Firefox is killing off the Aurora release channel, which will improve the speed at which new features can be rolled out—hopefully by as much as six to eight weeks. As of April 18, there are now just three main stages for new Firefox features: Nightly (alpha), Beta (beta), and Release (stable).
For the majority of Firefox’s history (2004 to 2011) it used a conventional release cycle, with major releases roughly every year or two. With the release of Firefox 5 in June 2011, the browser moved to a new rapid release cadence that closely mirrored Google’s Chrome, which had been releasing new features and picking up users very quickly. Four release channels were created—Nightly, Aurora, Beta, and Release—with the Firefox code moving between each channel every six to eight weeks. Thus, a new stable version of the browser plopped out the end of the pipeline roughly every two months, rather than every year.
Aurora was meant to have about 10 times more users than Nightly and act as an early stabilisation channel. If any new features were found to be unstable, they’d usually be disabled before heading down the pike to Beta, where there’s meant to be about 10 times more users than Aurora. The process is repeated in the Beta channel, with the larger userbase hopefully discovering any remaining instabilities before the build is handed over to the Release channel.
In practice, though, in the words of an unknown person at Mozilla, Aurora’s “original intent never materialised.” This is most likely because Aurora never attracted enough users to be useful—bleeding edgers went for Nightly, and the less-hardened developers and IT types went for Beta.

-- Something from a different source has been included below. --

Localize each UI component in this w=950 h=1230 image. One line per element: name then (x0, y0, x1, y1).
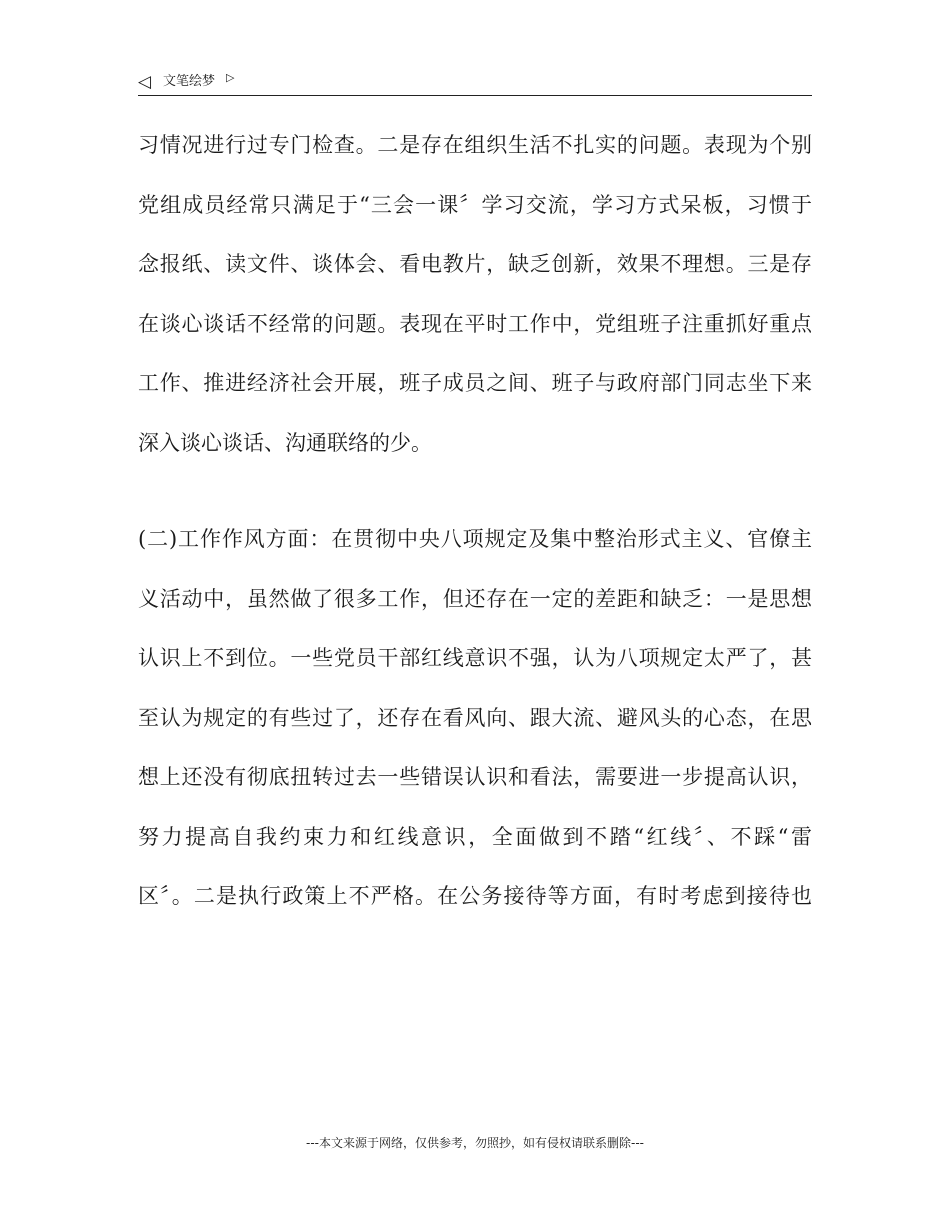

In addition, Mozilla deployed some modern processes over the last few years that mostly obviated Aurora’s continued existence. For example, Mozilla now has a staged rollout mechanism for the Release channel, where new features—such as Electrolysis—are slowly rolled out to just a tiny fraction of Firefox’s hundreds of millions of users. If the new feature causes a spike in crash rates, or telemetry data points to a previously undiscovered issue, Mozilla can halt the staged rollout and go back to the drawing board.
Users who are currently on the Aurora channel will be automatically moved to the Beta channel. Somewhat confusingly, though, those former Aurora users will join an (invisible?) “pre-Beta” stream inside the Beta channel, which will be the first to receive staged rollouts from the Nightly channel. Again, crash rates and telemetry will be used to determine whether features are ready to be ingested by a larger userbase.
The end result is that former Aurora users should still get an early taste of new features, but by removing the channel itself new features will percolate from Nightly to Release at a much faster clip. This is ultimately the real reason for Aurora’s death: Mozilla wants Firefox to be more nimble. (Mozilla notes that the old four-channel model was regularly subverted to get new features into the Release channel sooner, “to meet market requirements.”)
The death of Aurora has a couple of other knock-on effects. First, the Aurora population on Android (Fennec) will be moved over to the Nightly channel. Second, those using the Developer Edition of desktop Firefox will be moved from Aurora to Beta. And localisation, which occurred in Aurora, will now move to Nightly; strings will still be frozen in Beta.
In recent news, Mozilla finally laid its Firefox OS efforts to rest, laying off 50 people in the process. On the desktop browser side of things, the most exciting development is probably multiple content processes, which should land in Firefox 54 (which hits the Beta channel today).